Letztlich haben sie sich noch wacker geschlagen. Nach einem völlig verpatzten Kurzprogramm, bei dem sie auf Platz zwölf gelandet waren, erwartete niemand mehr viel von Mariana Kautz und Norman Jeschke, als sie am Mittwochabend auf das Eis im Ondrej-Nepela-Stadion in Bratislava glitten. Europameisterschaften im Eiskunstlauf - eigentlich hatten die Berliner damit gute Erfahrungen gemacht. Im vorigen Jahr in Wien liefen sie im Schatten ihrer Trainingskameraden Mirko Müller und Peggy Schwarz beherzt auf Platz neun. Da hätte doch in diesem Jahr eine Steigerung möglich sein müssen. Doch heraus kam auch diesmal wieder - der neunte Platz.
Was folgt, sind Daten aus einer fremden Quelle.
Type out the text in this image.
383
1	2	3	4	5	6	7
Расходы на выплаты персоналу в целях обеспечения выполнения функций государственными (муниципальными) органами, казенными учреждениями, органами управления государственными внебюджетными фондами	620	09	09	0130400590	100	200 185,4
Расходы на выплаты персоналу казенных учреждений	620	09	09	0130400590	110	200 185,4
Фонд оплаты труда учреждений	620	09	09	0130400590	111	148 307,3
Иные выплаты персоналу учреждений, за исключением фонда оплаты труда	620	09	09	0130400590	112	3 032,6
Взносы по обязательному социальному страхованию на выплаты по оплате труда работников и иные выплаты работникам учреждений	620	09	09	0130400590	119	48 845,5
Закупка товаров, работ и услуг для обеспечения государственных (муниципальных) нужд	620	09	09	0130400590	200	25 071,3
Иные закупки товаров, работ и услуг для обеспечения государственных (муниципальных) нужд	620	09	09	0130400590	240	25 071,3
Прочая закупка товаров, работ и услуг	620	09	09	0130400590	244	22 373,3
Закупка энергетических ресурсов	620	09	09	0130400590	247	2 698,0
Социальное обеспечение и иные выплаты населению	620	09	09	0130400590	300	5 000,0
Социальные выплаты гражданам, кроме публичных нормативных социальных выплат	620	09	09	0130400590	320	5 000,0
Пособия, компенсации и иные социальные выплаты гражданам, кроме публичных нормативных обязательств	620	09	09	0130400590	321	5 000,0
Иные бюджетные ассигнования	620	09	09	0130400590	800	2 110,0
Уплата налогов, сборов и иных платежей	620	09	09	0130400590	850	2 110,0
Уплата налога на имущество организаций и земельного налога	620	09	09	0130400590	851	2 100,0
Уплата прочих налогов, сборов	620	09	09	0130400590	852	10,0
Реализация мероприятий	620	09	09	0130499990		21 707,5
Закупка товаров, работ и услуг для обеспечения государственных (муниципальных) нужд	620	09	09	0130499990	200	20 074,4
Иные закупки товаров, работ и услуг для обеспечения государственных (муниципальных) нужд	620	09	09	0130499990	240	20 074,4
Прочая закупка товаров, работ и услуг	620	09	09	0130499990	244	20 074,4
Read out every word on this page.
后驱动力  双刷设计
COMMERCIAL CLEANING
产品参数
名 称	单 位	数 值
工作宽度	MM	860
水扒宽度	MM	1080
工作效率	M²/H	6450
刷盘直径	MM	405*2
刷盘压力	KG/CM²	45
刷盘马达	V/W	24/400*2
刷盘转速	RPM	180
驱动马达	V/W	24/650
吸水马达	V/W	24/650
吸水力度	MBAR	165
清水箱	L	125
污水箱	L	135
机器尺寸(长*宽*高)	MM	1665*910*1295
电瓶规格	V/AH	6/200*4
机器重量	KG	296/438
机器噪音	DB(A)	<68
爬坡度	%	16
Für Trainer Knut Schubert nicht unbedingt eine Überraschung. Seit der Sprunggelenksverletzung von Mariana Kautz beim Grand-Prix-Wettbewerb Skate America im Oktober hatte er mit seinen Zöglingen nicht mehr so trainieren können, "wie es sich gehört, wenn man vorne mitlaufen will". Jeschke (21) ist inzwischen Bundeswehrsoldat, hätte genügend Zeit zum Trainieren, seine 20 Jahre alte Partnerin dagegen macht nebenher das Abitur - ein weiteres Handicap bei der Vorbereitung. Besonders dann, wenn man gegen die zweifachen Weltmeister Elena Bereschnaja/Anton Sicharulidse (Russland) oder die zweifachen Europameister und amtierenden Weltmeister Maria Petrowa/Alexei Tichonow anzutreten hat.

Jeschke stürzte beim dreifachen Toe-Loop, rutschte bei einer Hebefigur am Kostüm seiner Partnerin ab, aber der Rest des Programms lief gut. Neunte wurden sie aber auch deshalb, weil zwei Paare auf die Kür verletzungsbedingt verzichteten. Doch die Berliner bewiesen, dass sie ihren Laufstil weiter verbessert haben. Was fehlt, ist die Fitness. "Ich habe nach der Hälfte gemerkt, dass der Akku leer ist", gab Jeschke zu.